Indigenous knowledge has become a catchphrase in global struggles for environmental justice. Yet indigenous knowledges are often viewed, incorrectly, as pure and primordial cultural artefacts. This collection draws from African and North American cases to argue that the forms of knowledge identified as indigenous resulted from strategies to control environmental resources during and after colonial encounters. At times indigenous knowledges represented a middle ground of intellectual exchanges between colonisers and colonised; elsewhere, indigenous knowledges were defined through conflict and struggle. The authors of Indigenous Knowledge and the Environment in Africa and North America demonstrate how people claimed that their hybrid forms of knowledge were communal, religious, and traditional, as opposed to individualist, secular, and scientific, which they associated with European colonialism.

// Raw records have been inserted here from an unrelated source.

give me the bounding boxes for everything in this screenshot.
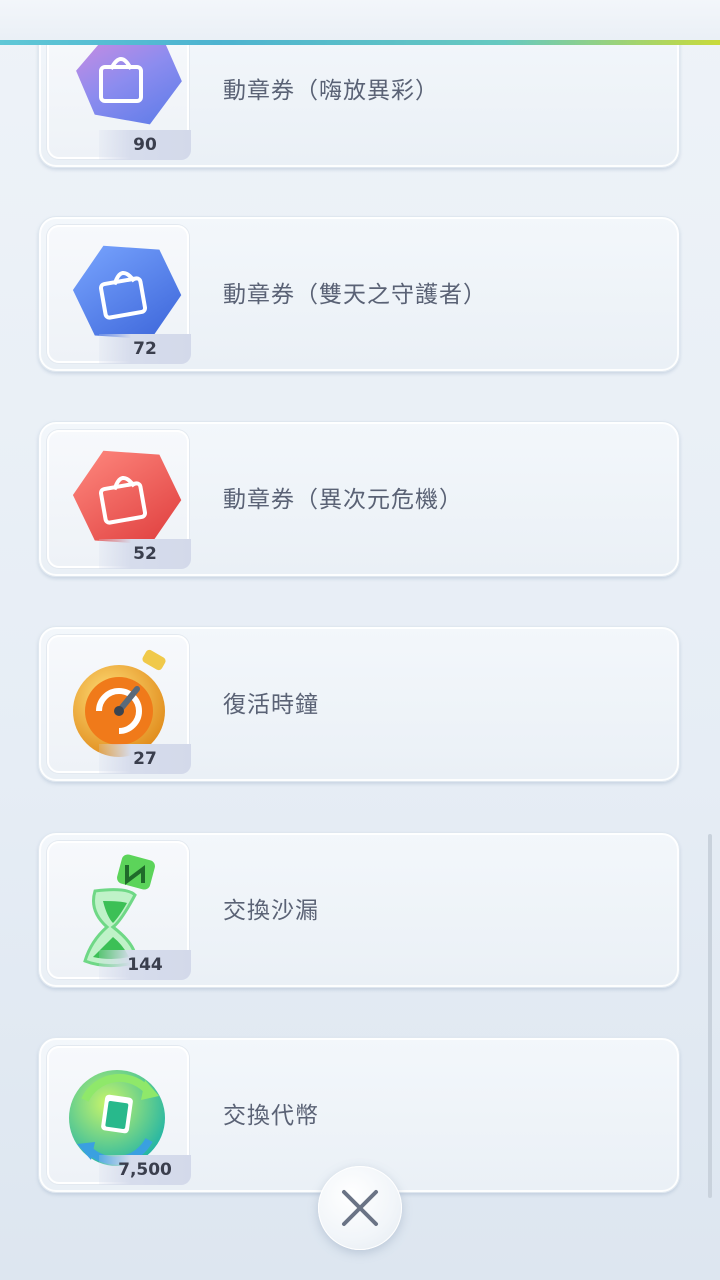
- item-quantity: 27: [99, 744, 191, 774]
- item-name: 動章券（雙天之守護者）: [223, 282, 487, 308]
- header-accent-line: [0, 40, 720, 45]
- scrollbar[interactable]: [708, 834, 712, 1198]
- item-name: 交換沙漏: [223, 898, 319, 924]
- item-name: 復活時鐘: [223, 692, 319, 718]
- item-quantity: 7,500: [99, 1155, 191, 1185]
- list-item[interactable]: 144 交換沙漏: [38, 832, 680, 988]
- item-quantity: 90: [99, 130, 191, 160]
- list-item[interactable]: 52 動章券（異次元危機）: [38, 421, 680, 577]
- list-item[interactable]: 27 復活時鐘: [38, 626, 680, 782]
- item-slot: 52: [47, 430, 191, 569]
- item-slot: 144: [47, 841, 191, 980]
- item-list[interactable]: 90 動章券（嗨放異彩） 72 動章券（雙天之守護者） 52 動章券（異次元危機…: [0, 0, 720, 1280]
- item-quantity: 72: [99, 334, 191, 364]
- item-quantity: 52: [99, 539, 191, 569]
- list-item[interactable]: 72 動章券（雙天之守護者）: [38, 216, 680, 372]
- item-slot: 27: [47, 635, 191, 774]
- close-button[interactable]: [318, 1166, 402, 1250]
- item-quantity: 144: [99, 950, 191, 980]
- item-name: 動章券（異次元危機）: [223, 487, 463, 513]
- header-bar: [0, 0, 720, 44]
- item-name: 交換代幣: [223, 1103, 319, 1129]
- item-slot: 7,500: [47, 1046, 191, 1185]
- item-slot: 72: [47, 225, 191, 364]
- close-icon: [342, 1190, 378, 1226]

Indigenous Knowledge and the Environment in Africa and North America offers comparative and transnational insights that disturb romantic views of unchanging indigenous knowledges in harmony with the environment. The result is a book that informs and complicates how indigenous knowledges can and should relate to environmental policy-making.
David M. Gordon is an associate professor of history at Bowdoin College. He is author of Nachituti’s Gift: Economy, Society, and Environment in Central Africa and numerous articles on African social, cultural, and environmental history.

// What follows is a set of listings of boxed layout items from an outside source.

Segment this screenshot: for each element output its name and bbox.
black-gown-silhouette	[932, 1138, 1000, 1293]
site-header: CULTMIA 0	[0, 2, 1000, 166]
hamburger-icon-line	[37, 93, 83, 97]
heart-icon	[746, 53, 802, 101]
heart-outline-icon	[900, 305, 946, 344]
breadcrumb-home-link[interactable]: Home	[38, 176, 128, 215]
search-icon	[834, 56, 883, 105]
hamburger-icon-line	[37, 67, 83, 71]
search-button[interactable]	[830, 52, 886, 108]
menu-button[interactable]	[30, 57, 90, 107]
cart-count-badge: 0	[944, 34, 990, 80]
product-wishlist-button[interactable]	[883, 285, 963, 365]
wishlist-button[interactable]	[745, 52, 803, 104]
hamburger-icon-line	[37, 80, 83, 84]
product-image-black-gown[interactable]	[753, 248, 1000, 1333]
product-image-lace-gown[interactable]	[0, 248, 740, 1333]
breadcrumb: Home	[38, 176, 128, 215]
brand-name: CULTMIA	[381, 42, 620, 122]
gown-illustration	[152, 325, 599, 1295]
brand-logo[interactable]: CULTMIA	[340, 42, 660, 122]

Shepard Krech III is a professor emeritus of anthropology at Brown University and a research associate in the Department of Anthropology, National Museum of Natural History, Smithsonian Institution. A trustee of the National Humanities Center, he is the author or editor of many essays and books, including The Ecological Indian and The Encyclopedia of World Environmental History, edited with John McNeill and Carolyn Merchant.